LEIDEN, UNHAS.TV – Penemuan arkeologi terbaru oleh tim dari Universitas Leiden berhasil mengungkap sisa-sisa fosil Homo erectus berusia sekitar 140.000 tahun di dasar laut Selat Madura, Indonesia. Temuan ini menjadi jendela langka untuk melihat kembali kehidupan di daratan purba Sundaland, wilayah yang kini tertutup air laut namun dahulu menjadi ekosistem darat yang subur dan luas.(Lihat: Berghuis et al., 2024, Quaternary Environments and Humans, https://doi.org/10.1016/j.qeh.2024.100073)
Jejak Kehidupan Purba di Lembah Sungai yang Tenggelam
Rangkaian fosil ini ditemukan dalam proyek reklamasi laut di kawasan antara Pulau Jawa dan Madura. Dalam sedimen dasar laut yang dulunya merupakan lembah sungai purba, para arkeolog menemukan lebih dari 6.000 fragmen tulang—termasuk dua potongan tengkorak Homo erectus dan tulang belulang hewan dari 36 spesies berbeda, seperti kuda nil Asia, nenek moyang komodo, dan gajah purba.

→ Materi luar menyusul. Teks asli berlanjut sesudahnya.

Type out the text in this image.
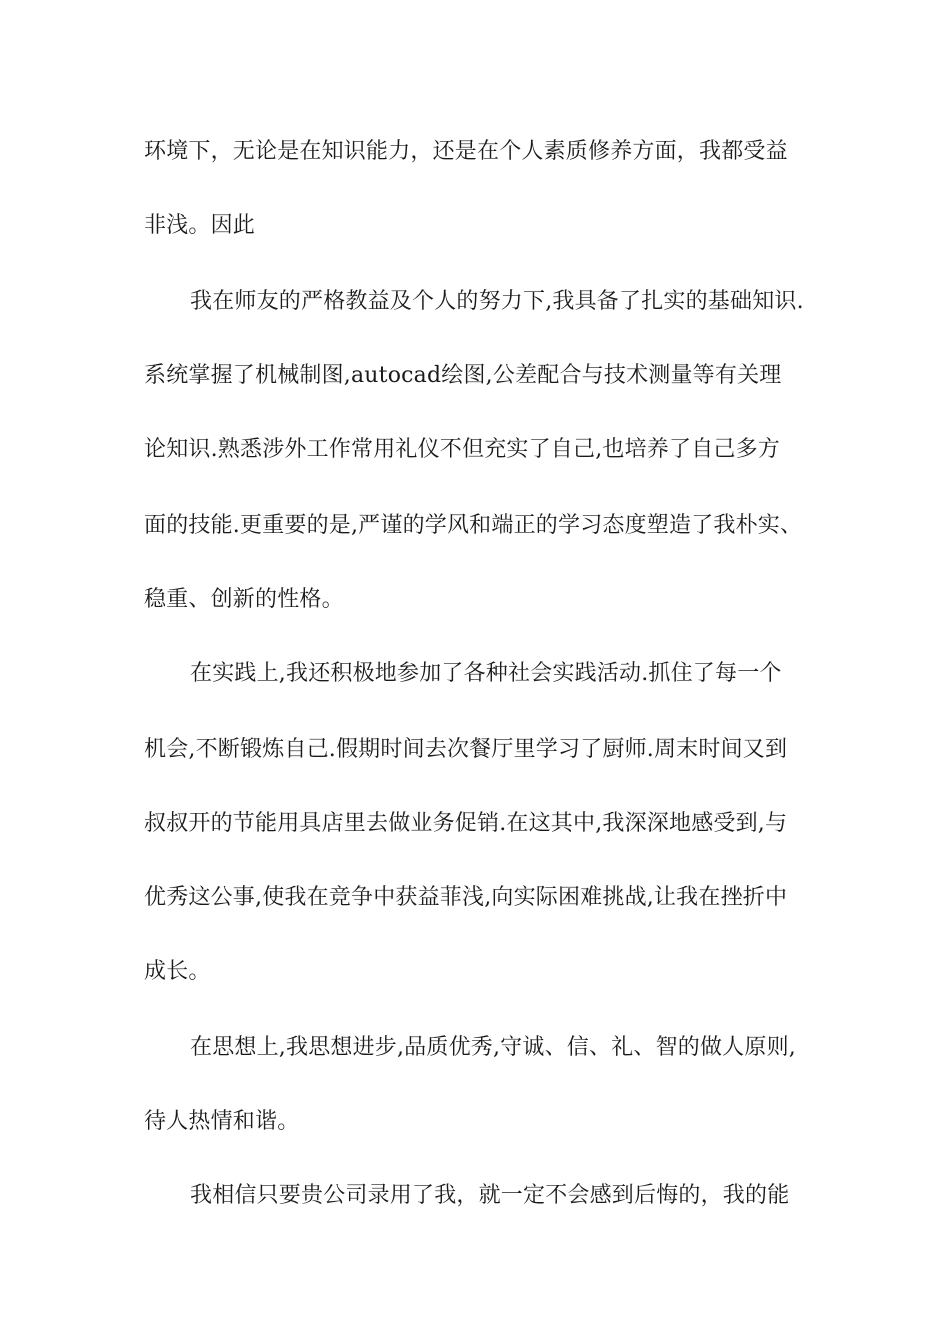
环境下，无论是在知识能力，还是在个人素质修养方面，我都受益
非浅。因此
我在师友的严格教益及个人的努力下,我具备了扎实的基础知识.
系统掌握了机械制图,autocad绘图,公差配合与技术测量等有关理
论知识.熟悉涉外工作常用礼仪不但充实了自己,也培养了自己多方
面的技能.更重要的是,严谨的学风和端正的学习态度塑造了我朴实、
稳重、创新的性格。
在实践上,我还积极地参加了各种社会实践活动.抓住了每一个
机会,不断锻炼自己.假期时间去次餐厅里学习了厨师.周末时间又到
叔叔开的节能用具店里去做业务促销.在这其中,我深深地感受到,与
优秀这公事,使我在竞争中获益菲浅,向实际困难挑战,让我在挫折中
成长。
在思想上,我思想进步,品质优秀,守诚、信、礼、智的做人原则,
待人热情和谐。
我相信只要贵公司录用了我，就一定不会感到后悔的，我的能
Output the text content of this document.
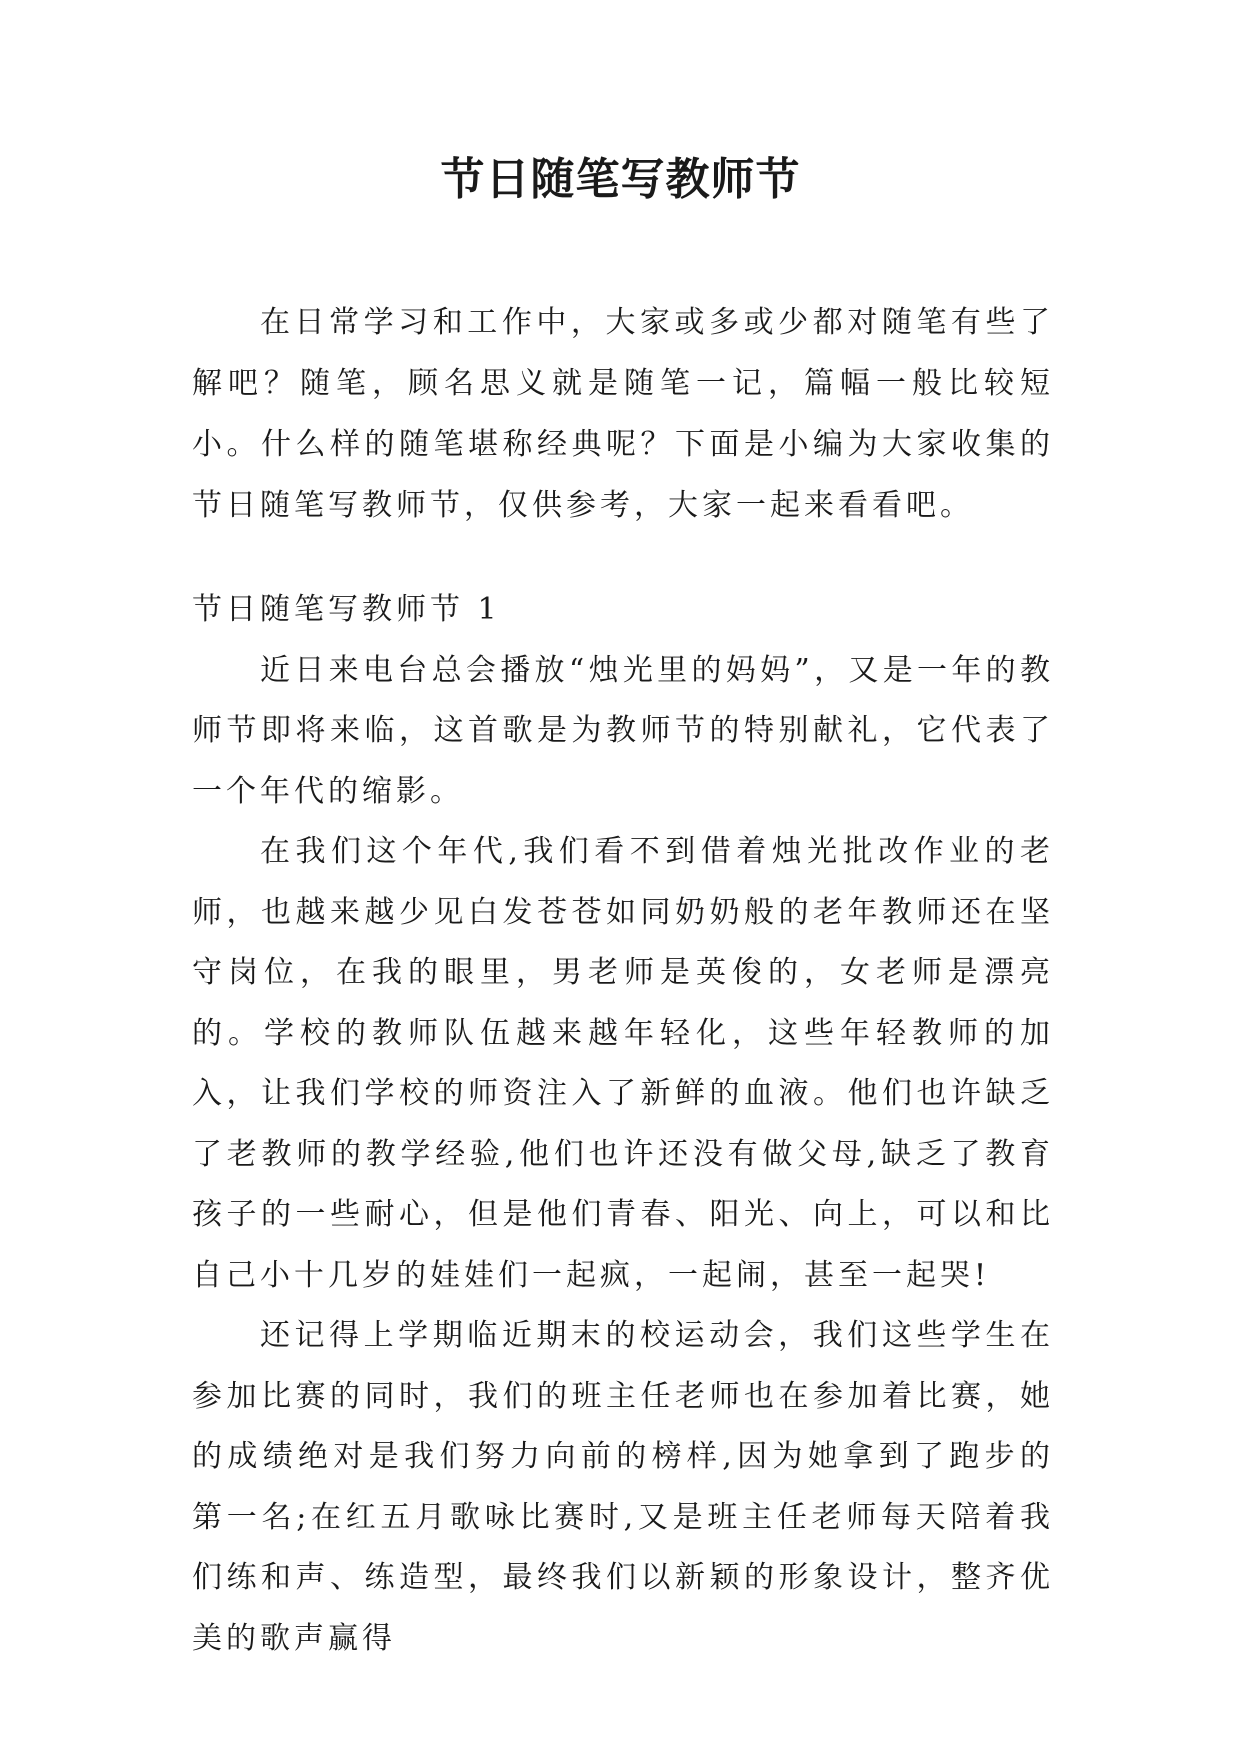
节日随笔写教师节

在日常学习和工作中，大家或多或少都对随笔有些了解吧？随笔，顾名思义就是随笔一记，篇幅一般比较短小。什么样的随笔堪称经典呢？下面是小编为大家收集的节日随笔写教师节，仅供参考，大家一起来看看吧。

节日随笔写教师节 1

近日来电台总会播放“烛光里的妈妈”，又是一年的教师节即将来临，这首歌是为教师节的特别献礼，它代表了一个年代的缩影。

在我们这个年代,我们看不到借着烛光批改作业的老师，也越来越少见白发苍苍如同奶奶般的老年教师还在坚守岗位，在我的眼里，男老师是英俊的，女老师是漂亮的。学校的教师队伍越来越年轻化，这些年轻教师的加入，让我们学校的师资注入了新鲜的血液。他们也许缺乏了老教师的教学经验,他们也许还没有做父母,缺乏了教育孩子的一些耐心，但是他们青春、阳光、向上，可以和比自己小十几岁的娃娃们一起疯，一起闹，甚至一起哭!

还记得上学期临近期末的校运动会，我们这些学生在参加比赛的同时，我们的班主任老师也在参加着比赛，她的成绩绝对是我们努力向前的榜样,因为她拿到了跑步的第一名;在红五月歌咏比赛时,又是班主任老师每天陪着我们练和声、练造型，最终我们以新颖的形象设计，整齐优美的歌声赢得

Penanggalan menunjukkan usia fosil-fosil tersebut berasal dari Pleistosen Tengah, ketika permukaan laut dunia turun drastis akibat zaman es. Lembah sungai yang dahulu menjadi bagian dari sistem Sungai Solo itu kini terkubur oleh pasir laut, namun berhasil melestarikan sisa-sisa kehidupan secara alami.

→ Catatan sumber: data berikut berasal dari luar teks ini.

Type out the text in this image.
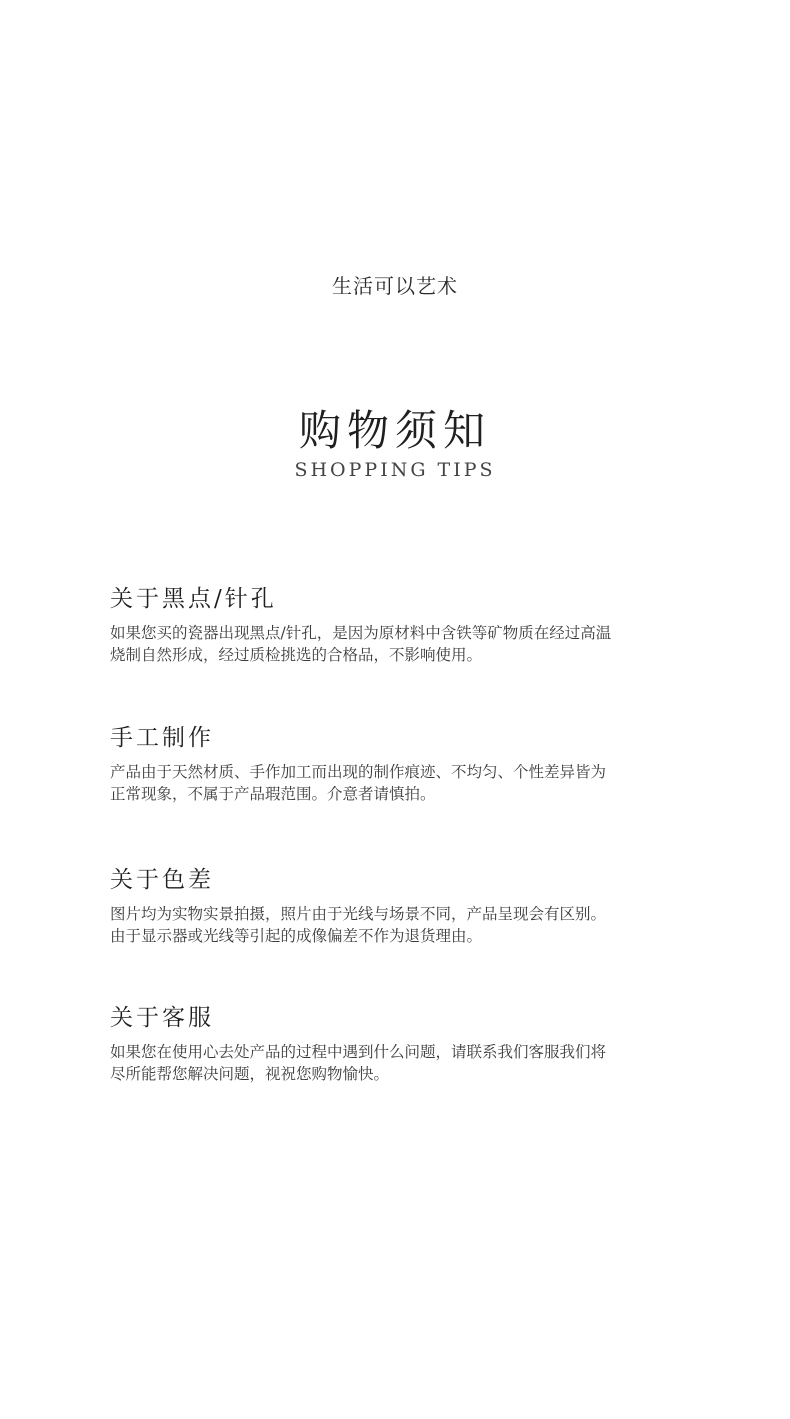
生活可以艺术
购物须知
SHOPPING TIPS
关于黑点/针孔

如果您买的瓷器出现黑点/针孔，是因为原材料中含铁等矿物质在经过高温
烧制自然形成，经过质检挑选的合格品，不影响使用。

手工制作

产品由于天然材质、手作加工而出现的制作痕迹、不均匀、个性差异皆为
正常现象，不属于产品瑕范围。介意者请慎拍。

关于色差

图片均为实物实景拍摄，照片由于光线与场景不同，产品呈现会有区别。
由于显示器或光线等引起的成像偏差不作为退货理由。

关于客服

如果您在使用心去处产品的过程中遇到什么问题，请联系我们客服我们将
尽所能帮您解决问题，视祝您购物愉快。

Para arkeolog menemukan fosil manusia purba dan megafauna yang telah punah di dasar laut Selat Madura, yang mengungkap bahwa Homo erectus pernah berkembang biak di daratan luas yang sekarang terkubur di bawah laut. Kredit: Berghuis et al. (2024), Lingkungan Kuarter dan Manusia.
Bukti Perilaku Adaptif Homo Erectus
Temuan ini memberi bukti nyata bahwa Homo erectus bukan sekadar penghuni pasif lanskap purba. Analisis terhadap tulang-tulang hewan menunjukkan adanya bekas potongan oleh alat batu, retakan pada tulang bovid akibat pemecahan untuk mengambil sumsum, serta sisa kerang dan ikan yang telah dikonsumsi. Semua ini menunjukkan adanya pola berburu dan pemrosesan makanan yang kompleks, termasuk pemanfaatan sumber daya perairan.
“Ini bukan komunitas yang hidup seadanya. Mereka adalah pemburu yang tangguh dan adaptif di tengah lingkungan yang dinamis,” ujar Dr. Harold Berghuis, ketua tim peneliti dari Universitas Leiden.
Mematahkan Anggapan Homo Erectus Terisolasi
Selama ini, banyak teori menyebut Homo erectus di Jawa sebagai populasi yang terisolasi. Namun, temuan dari Selat Madura ini justru menunjukkan adanya persebaran luas Homo erectus di kawasan Sundaland, yang kala itu menghubungkan Sumatra, Jawa, Kalimantan, hingga Semenanjung Malaya.
Kompleksitas perilaku yang ditunjukkan oleh temuan ini bahkan membuka kemungkinan adanya interaksi dengan kelompok hominin lain dari daratan Asia, termasuk potensi pertukaran budaya atau bahkan perkawinan silang antarkelompok. Meskipun bukti genetik masih harus ditemukan, indikasi arkeologisnya jelas.

Foto dari udara Selat Madura. Kredit: Berghuis et al. (2024), Quaternary Environments and Humans.
Menuju Pameran Publik dan Riset Lanjutan
Seluruh koleksi fosil kini diamankan di Museum Geologi Bandung dan tengah dipersiapkan untuk dipamerkan kepada publik, baik secara nasional maupun dalam tur internasional. Pameran ini diharapkan dapat memberikan edukasi tentang sejarah manusia purba di wilayah Asia Tenggara yang selama ini belum banyak diangkat.
“Lautan menyimpan arsip besar sejarah manusia yang belum sepenuhnya kita buka,” kata Berghuis. “Apa yang kita temukan ini hanyalah permukaan dari lanskap purba yang lebih luas dan dalam.”